Fourth, finding offtakers to purchase renewable power represents a challenge. State-owned utilities within the region can help through bulk purchases from renewable projects. But they often lack the financial wherewithal to serve as offtakers. Large-demand private commercial and industrial consumers, when enabled by regulation, could meet a portion of power demand via contracting with renewable projects. Yet these firms do not always enjoy physical proximity to renewable projects, nor sufficient demand to buy all of the electricity produced from a single large-scale project.

Finally, a lack of regional coordination and inconsistent rules across jurisdictions raises the barriers to entry for new market participants in the Western Balkans and creates silos that may reduce the perception of scale of a truly regional opportunity.

Coal, grid capacity, and technology

Despite coal’s outsized role in the region’s energy system, there are no current plans for new coal capacity. Within the next decade, many aging plants will either retire or be refurbished to become less polluting. To facilitate both retirements of coal and deployment of renewables, private developers should pursue clean energy projects adjacent to planned coal plant retirements to secure valuable transmission capacity and help move renewable projects to construction and operation.

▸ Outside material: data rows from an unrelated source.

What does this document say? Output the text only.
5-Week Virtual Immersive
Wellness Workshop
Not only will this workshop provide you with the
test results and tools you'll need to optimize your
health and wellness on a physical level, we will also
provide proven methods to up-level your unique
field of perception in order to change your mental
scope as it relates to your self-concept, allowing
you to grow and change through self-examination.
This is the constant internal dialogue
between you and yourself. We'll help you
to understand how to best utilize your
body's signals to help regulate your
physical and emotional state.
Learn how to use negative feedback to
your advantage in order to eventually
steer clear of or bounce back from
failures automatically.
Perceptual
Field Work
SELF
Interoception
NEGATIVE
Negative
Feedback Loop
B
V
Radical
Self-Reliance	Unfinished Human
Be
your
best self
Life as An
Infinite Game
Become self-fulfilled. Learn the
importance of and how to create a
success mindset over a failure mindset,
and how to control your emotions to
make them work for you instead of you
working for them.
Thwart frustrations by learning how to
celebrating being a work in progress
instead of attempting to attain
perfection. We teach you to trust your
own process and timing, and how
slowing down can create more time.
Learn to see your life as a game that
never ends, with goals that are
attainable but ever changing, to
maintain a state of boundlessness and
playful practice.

Battery storage will also play a role in enabling growth in renewables as coal plants retire. Regulations that incentivize battery deployment would help new solar and wind replace coal by firming up intermittency. Battery systems can also facilitate incremental increases in solar and wind capacity—for example, if a solar project has 100 MW of grid capacity, its owner can overbuild to 120 MW, store the excess 20 MW, and deliver this power to consumers when the solar output declines in the evening.

Other technical solutions, like grid-enhancing technologies (GETs), can increase the capacity of existing power lines. With minimal investment, GETs carve out room on the grid for new solar and wind projects where there previously was none. In addition to grid capacity, the introduction of GETs can enable business partnerships and knowledge transfer between the companies that deliver these technologies and utilities or power grid operators.

Procuring renewable power

Auctions are a proven method used by many countries to secure investment in power generation. They can enable price discovery and enhance competition, leading to the deployment of inexpensive power.

Serbia, Albania, and Kosovo have implemented auctions for procuring renewable energy. Other nations in the region may follow suit.

Yet auctions can lead to problems. Auction design and administration must account for local contexts. If implemented incorrectly, auctions can inspire collusion, thereby undermining legitimacy and competitiveness. Or they can cause overly aggressive bidding, harming project completion rates. Finally, auctions often limit the number of suppliers, which can reduce competitiveness.

One alternative to auctions is a bilateral approach, in which procurement is negotiated directly between power purchaser and project developers, leading to quicker deployment and lower transaction costs. Such an approach can also unlock access to suppliers that may not normally join an auction process.

European Union support

Support from the EU and European institutions is a key facet of the Western Balkans’ transition. Serbia’s utility recently secured $100 million in green debt from an Italian bank, enhancing its viability as a green offtaker. The prospect of EU accession provides a carrot for decarbonization as well. The EU has made billions of euros available to support regional energy transition projects. Meeting EU standards to access financing could encourage standardization of rules that would help private investors more effectively navigate the region.

Looking ahead

The tailwinds propelling solar and wind investment are strong. Developing solar and wind generation will bolster the Western Balkans’ economy and provide broader strategic advantages as the region continues to face fast-evolving energy and geopolitical paradigms.

 Michael Hochberg is chief development officer at HGR Energy.